The funding described in this section is funding derived from only 1 or more of the following sources:

(1) Nonpower fund balances and collections.

(2) Investment returns of the nonpower program.

(3) Applied programmatic savings in the power and nonpower programs.

(4) Savings from the suspension of bonuses and awards.

(5) Savings from reductions in memberships and contributions.

(6) Increases in collections resulting from nonpower activities, including user fees.

(7) Increases in charges to private and public utilities both investor and cooperatively owned, as well as to direct load customers.

(b) Availability

Funds from the sources described in subsection (a) shall be available notwithstanding section 11, 14, 15, or 29 [16 U.S.C. 831j, 831m, 831n, 831bb] or any other provision of the Tennessee Valley Authority Act of 1933 (16 U.S.C. 831 et seq.) or any provisions of the covenants contained in any power bonds issued by the Tennessee Valley Authority.

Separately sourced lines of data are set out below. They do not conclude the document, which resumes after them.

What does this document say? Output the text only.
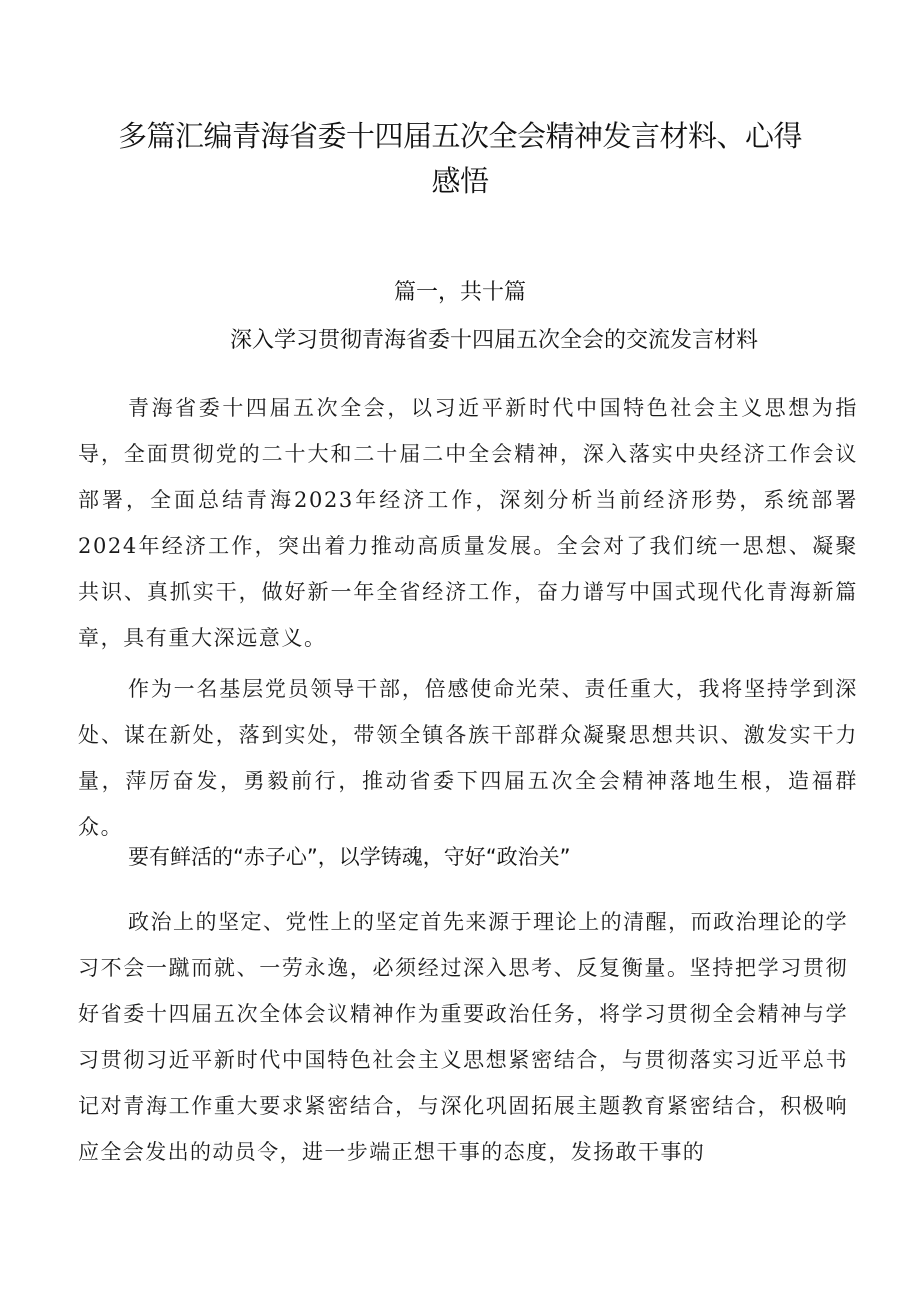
多篇汇编青海省委十四届五次全会精神发言材料、心得感悟
篇一，共十篇
深入学习贯彻青海省委十四届五次全会的交流发言材料

青海省委十四届五次全会，以习近平新时代中国特色社会主义思想为指导，全面贯彻党的二十大和二十届二中全会精神，深入落实中央经济工作会议部署，全面总结青海2023年经济工作，深刻分析当前经济形势，系统部署2024年经济工作，突出着力推动高质量发展。全会对了我们统一思想、凝聚共识、真抓实干，做好新一年全省经济工作，奋力谱写中国式现代化青海新篇章，具有重大深远意义。

作为一名基层党员领导干部，倍感使命光荣、责任重大，我将坚持学到深处、谋在新处，落到实处，带领全镇各族干部群众凝聚思想共识、激发实干力量，萍厉奋发，勇毅前行，推动省委下四届五次全会精神落地生根，造福群众。

要有鲜活的“赤子心”，以学铸魂，守好“政治关”

政治上的坚定、党性上的坚定首先来源于理论上的清醒，而政治理论的学习不会一蹴而就、一劳永逸，必须经过深入思考、反复衡量。坚持把学习贯彻好省委十四届五次全体会议精神作为重要政治任务，将学习贯彻全会精神与学习贯彻习近平新时代中国特色社会主义思想紧密结合，与贯彻落实习近平总书记对青海工作重大要求紧密结合，与深化巩固拓展主题教育紧密结合，积极响应全会发出的动员令，进一步端正想干事的态度，发扬敢干事的
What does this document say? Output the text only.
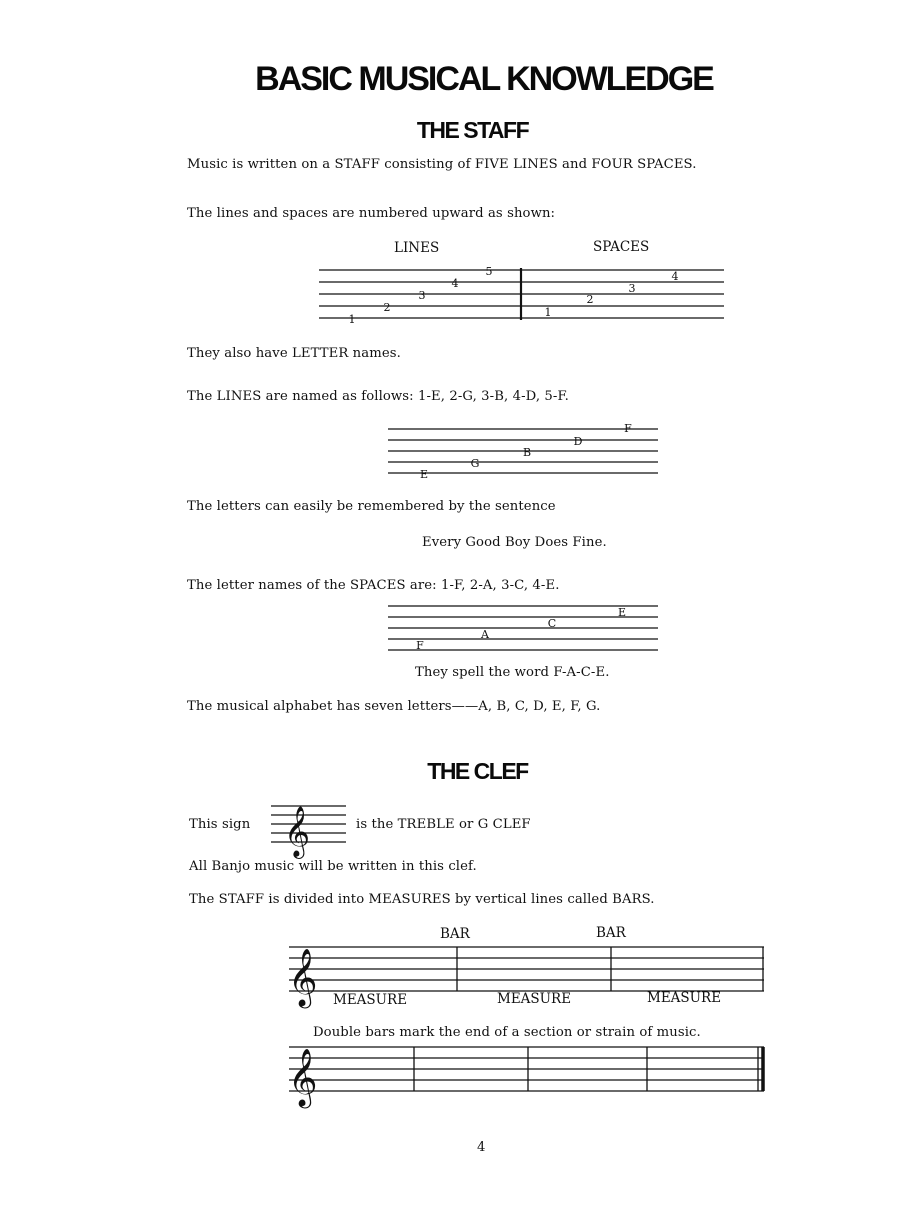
BASIC MUSICAL KNOWLEDGE
THE STAFF
Music is written on a STAFF consisting of FIVE LINES and FOUR SPACES.
The lines and spaces are numbered upward as shown:
LINES	SPACES
They also have LETTER names.
The LINES are named as follows: 1-E, 2-G, 3-B, 4-D, 5-F.
The letters can easily be remembered by the sentence
Every Good Boy Does Fine.
The letter names of the SPACES are: 1-F, 2-A, 3-C, 4-E.
They spell the word F-A-C-E.
The musical alphabet has seven letters——A, B, C, D, E, F, G.
THE CLEF
This sign	is the TREBLE or G CLEF
All Banjo music will be written in this clef.
The STAFF is divided into MEASURES by vertical lines called BARS.
BAR	BAR
MEASURE	MEASURE	MEASURE
Double bars mark the end of a section or strain of music.
4
1
2
3
4
5
1
2
3
4
E
G
B
D
F
F
A
C
E
𝄞
𝄞
𝄞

(c) Sufficiency of savings

The savings from and the revenue adjustment to the budget of the Tennessee Valley Authority for the first fiscal year of the transfer and each fiscal year thereafter shall be sufficient so that the net spending authority and resulting outlays to carry out activities with funding described in subsection (a) shall not exceed $0 for the first fiscal year of the transfer and each fiscal year thereafter.

(d) Itemized list of reductions and increased receipts

(1) Proposed changes

Not later than 30 days after the date of transfer pursuant to section 460lll–41 of this title, the Chairman of the Tennessee Valley Authority shall submit to the Committee on Appropriations of the House of Representatives and the Committee on Appropriations of the Senate an itemized list of the amounts of reductions in spending and increases in receipts that are proposed to be made as a result of activities under this subsection during the first fiscal year of the transfer.

(2) Actual changes

Not later than 24 months after the effective date of the transfer, the Chairman of the Tennessee Valley Authority shall submit to the Committee on Appropriations of the House of Representatives and the Committee on Appropriations of the Senate an itemized list of the amounts of reductions in spending and increases in receipts as a result of activities under this subsection during the first fiscal year of the transfer.

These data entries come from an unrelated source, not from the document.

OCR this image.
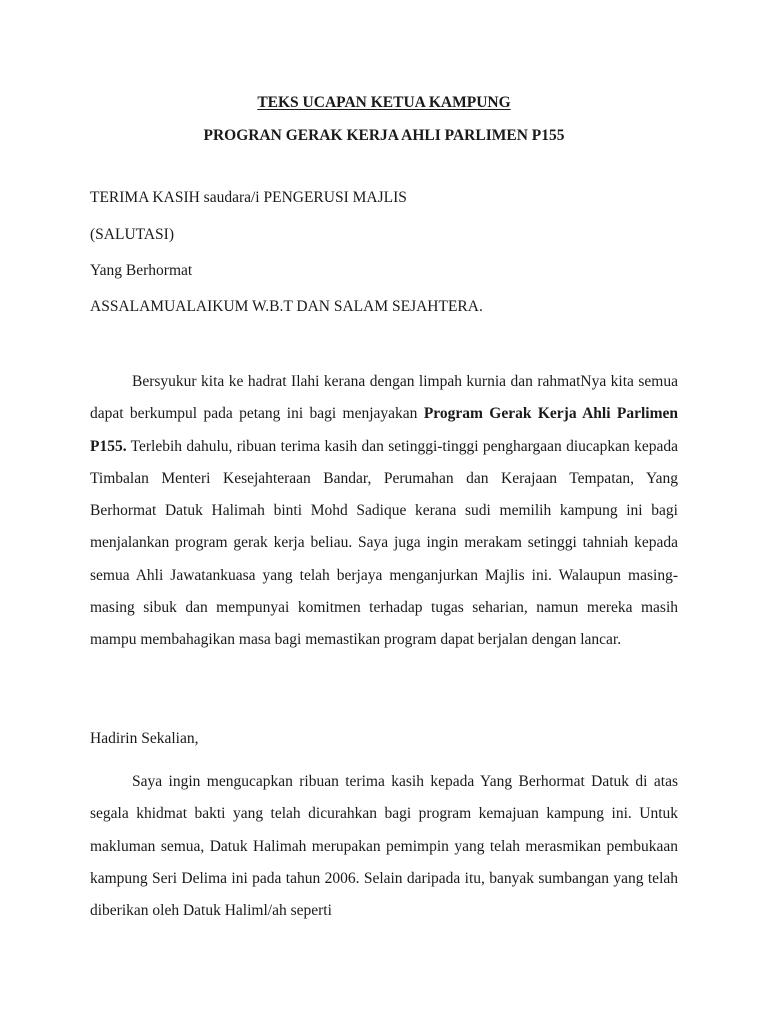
TEKS UCAPAN KETUA KAMPUNG
PROGRAN GERAK KERJA AHLI PARLIMEN P155
TERIMA KASIH saudara/i PENGERUSI MAJLIS
(SALUTASI)
Yang Berhormat
ASSALAMUALAIKUM W.B.T DAN SALAM SEJAHTERA.

Bersyukur kita ke hadrat Ilahi kerana dengan limpah kurnia dan rahmatNya kita semua dapat berkumpul pada petang ini bagi menjayakan Program Gerak Kerja Ahli Parlimen P155. Terlebih dahulu, ribuan terima kasih dan setinggi-tinggi penghargaan diucapkan kepada Timbalan Menteri Kesejahteraan Bandar, Perumahan dan Kerajaan Tempatan, Yang Berhormat Datuk Halimah binti Mohd Sadique kerana sudi memilih kampung ini bagi menjalankan program gerak kerja beliau. Saya juga ingin merakam setinggi tahniah kepada semua Ahli Jawatankuasa yang telah berjaya menganjurkan Majlis ini. Walaupun masing-masing sibuk dan mempunyai komitmen terhadap tugas seharian, namun mereka masih mampu membahagikan masa bagi memastikan program dapat berjalan dengan lancar.

Hadirin Sekalian,

Saya ingin mengucapkan ribuan terima kasih kepada Yang Berhormat Datuk di atas segala khidmat bakti yang telah dicurahkan bagi program kemajuan kampung ini. Untuk makluman semua, Datuk Halimah merupakan pemimpin yang telah merasmikan pembukaan kampung Seri Delima ini pada tahun 2006. Selain daripada itu, banyak sumbangan yang telah diberikan oleh Datuk Haliml/ah seperti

( Pub. L. 105–277, div. A, §101(e) [title V, §549], Oct. 21, 1998, 112 Stat. 2681–231 , 2681-325.)

References in Text

The Tennessee Valley Authority Act of 1933, referred to in subsec. (b), is act May 18, 1933, ch. 32, 48 Stat. 58 , as amended, which is classified generally to chapter 12A (§831 et seq.) of this title. For complete classification of this Act to the Code, see section 831 of this title and Tables.